In der Realität ist jedoch nicht immer eindeutig, wer Schuld an der Trennung hat, mit mühsamen Streitereien als Folge. In Deutschland wurde deswegen die Scheidung wegen Verschuldens vor mehr als 40 Jahren aus dem Gesetz gestrichen. Auch in Österreich wird seitdem über das Ende des Verschuldensprinzips diskutiert – noch ohne Lösung.

"Wann ist ein Ehevertrag sinnvoll?"

"Um Unterhaltszahlungen vorab zu regeln und das Verschuldensprinzip abzufedern, ist ein zusätzlicher Vertrag ratsam", sagt Thornton. "Viele glauben, Männer müssen bei einer Scheidung für ihre Frauen automatisch Unterhalt bezahlen." Das sei aber ganz anders: Nur wenn die Ehe aus dem Verschulden des anderen geschieden wird, hat man als weniger vermögender Ehepartner einen Unterhaltsanspruch. "Ein hohes Risiko für Mütter, die jahrelang wegen der Kinder beruflich zurückgesteckt haben, warnt sie. "Nach der Scheidung ziehen die Kinder vielleicht zum Ex, weil er mehr bieten kann – und plötzlich steht man ohne finanzielle Absicherung da." Die Lösung: der Ehevertrag. Mit dem können Unterhaltszahlungen vorab geregelt werden.

Das Problem: Eheverträge gelten als unromantisch. Wer möchte schon vor der Hochzeit mit dem zukünftigen Partner darüber diskutieren, was im Falle einer Trennung passieren soll? "Ich sehe das anders", sagt die Anwältin. "Ein Ehevertrag oder ein Partnerschaftsvertrag ist eine gute Möglichkeit als Paar vorab zu besprechen, was man möchte und was nicht."

Aus der Praxis weiß sie, dass den meisten Paaren gar nicht bewusst ist, worauf sie sich bei einer Eheschließung oder eingetragenen Partnerschaft überhaupt einlassen. "Die Ehe ist ein Vertrag mit vielen Rechten und Pflichten. Über die Rechtslage sollte man sich vor der Hochzeit informieren."

Und es gibt weitere Punkte, die in einem Ehevertrag oder Partnerschaftsvertrag geregelt werden können: "Wenn etwa ein Partner im Unternehmen des anderen mitarbeitet oder wenn man vor der Eheschließung gemeinsam ein Haus gebaut hat, aber nur einer im Grundbuch eingetragen ist, dann sollte das vertraglich geregelt werden."

Machen Sie den Test:

"Wie können sich unverheiratete Langzeitpaare dennoch gegenseitig absichern?"

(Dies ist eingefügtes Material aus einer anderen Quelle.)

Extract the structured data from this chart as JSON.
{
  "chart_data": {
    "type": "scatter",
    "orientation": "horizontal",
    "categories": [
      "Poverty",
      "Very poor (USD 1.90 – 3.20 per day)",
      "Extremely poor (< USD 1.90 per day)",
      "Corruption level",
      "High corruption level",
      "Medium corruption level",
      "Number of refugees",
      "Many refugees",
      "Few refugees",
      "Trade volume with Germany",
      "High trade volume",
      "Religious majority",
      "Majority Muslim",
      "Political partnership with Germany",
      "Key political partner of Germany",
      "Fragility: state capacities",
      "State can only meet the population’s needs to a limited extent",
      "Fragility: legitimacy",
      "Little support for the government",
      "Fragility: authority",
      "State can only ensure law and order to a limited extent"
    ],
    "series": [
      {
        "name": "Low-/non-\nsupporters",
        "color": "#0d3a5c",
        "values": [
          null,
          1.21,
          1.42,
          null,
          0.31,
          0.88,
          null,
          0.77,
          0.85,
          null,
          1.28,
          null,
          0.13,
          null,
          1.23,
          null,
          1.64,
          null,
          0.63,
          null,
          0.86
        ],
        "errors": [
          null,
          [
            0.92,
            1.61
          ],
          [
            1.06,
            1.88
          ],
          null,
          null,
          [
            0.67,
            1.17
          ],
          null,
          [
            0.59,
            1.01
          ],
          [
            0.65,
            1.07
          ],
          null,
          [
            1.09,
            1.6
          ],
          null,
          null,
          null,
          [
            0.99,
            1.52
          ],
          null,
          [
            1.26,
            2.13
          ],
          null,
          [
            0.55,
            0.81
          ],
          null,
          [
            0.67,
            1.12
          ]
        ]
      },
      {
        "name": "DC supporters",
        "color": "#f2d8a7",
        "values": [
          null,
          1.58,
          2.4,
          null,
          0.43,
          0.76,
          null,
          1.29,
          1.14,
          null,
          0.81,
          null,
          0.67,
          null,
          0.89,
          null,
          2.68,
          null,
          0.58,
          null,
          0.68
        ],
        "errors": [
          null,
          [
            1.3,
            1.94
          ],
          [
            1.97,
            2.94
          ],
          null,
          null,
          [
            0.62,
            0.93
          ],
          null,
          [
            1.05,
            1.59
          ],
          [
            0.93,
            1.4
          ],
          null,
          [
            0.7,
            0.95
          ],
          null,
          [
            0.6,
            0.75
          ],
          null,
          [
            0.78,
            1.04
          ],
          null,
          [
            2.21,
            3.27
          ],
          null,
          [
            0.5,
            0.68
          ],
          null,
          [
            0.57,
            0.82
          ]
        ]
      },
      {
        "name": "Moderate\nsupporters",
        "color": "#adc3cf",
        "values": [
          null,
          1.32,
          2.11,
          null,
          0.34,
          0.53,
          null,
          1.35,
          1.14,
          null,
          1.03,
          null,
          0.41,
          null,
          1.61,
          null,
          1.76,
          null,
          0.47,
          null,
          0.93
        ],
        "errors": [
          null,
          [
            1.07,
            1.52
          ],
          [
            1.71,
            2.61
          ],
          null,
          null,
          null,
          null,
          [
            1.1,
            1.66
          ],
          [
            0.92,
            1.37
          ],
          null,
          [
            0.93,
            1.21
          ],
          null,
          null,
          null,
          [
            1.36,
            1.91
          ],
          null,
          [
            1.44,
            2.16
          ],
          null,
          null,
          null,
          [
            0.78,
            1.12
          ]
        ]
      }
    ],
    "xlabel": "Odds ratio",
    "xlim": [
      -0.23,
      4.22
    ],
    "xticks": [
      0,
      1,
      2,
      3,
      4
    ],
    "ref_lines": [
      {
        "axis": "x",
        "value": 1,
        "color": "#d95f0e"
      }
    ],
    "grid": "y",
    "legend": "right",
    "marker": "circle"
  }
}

"Auch für möglichst ungebundene Paare gibt es Alternativen zur gegenseitigen Absicherung (siehe Infokasten)", sagt Thornton. Eine Möglichkeit ist der Partnerschaftsvertrag. Damit können Lebensgefährten individuelle Vereinbarungen treffen. Er dient dazu, ähnlich wie bei einem Ehevertrag, im Falle einer Trennung oder nach dem Tod das Vermögen, Wohnrecht oder die Unterhaltszahlung zu regeln. Zusätzlich können Vollmachten eingeräumt werden. Bei einem medizinischen Notfall ist der Lebenspartner befugt, Entscheidungen zu treffen. "Man darf nicht vergessen, dass man als Lebensgefährte in vielen Bereichen wie Fremde zueinander behandelt wird. Wenn der Langzeitpartner im Krankenhaus liegt, haben Sie vielleicht nicht einmal ein Besuchsrecht."

Letztlich müssen unverheiratete Paare viele Verträge zusätzlich abschließen und vom Notar beglaubigt lassen, um eine gegenseitige Absicherung zu regeln. "Oft landet man damit bei den gleichen Regelungen, die auch in der Ehe gelten", sagt Thornton.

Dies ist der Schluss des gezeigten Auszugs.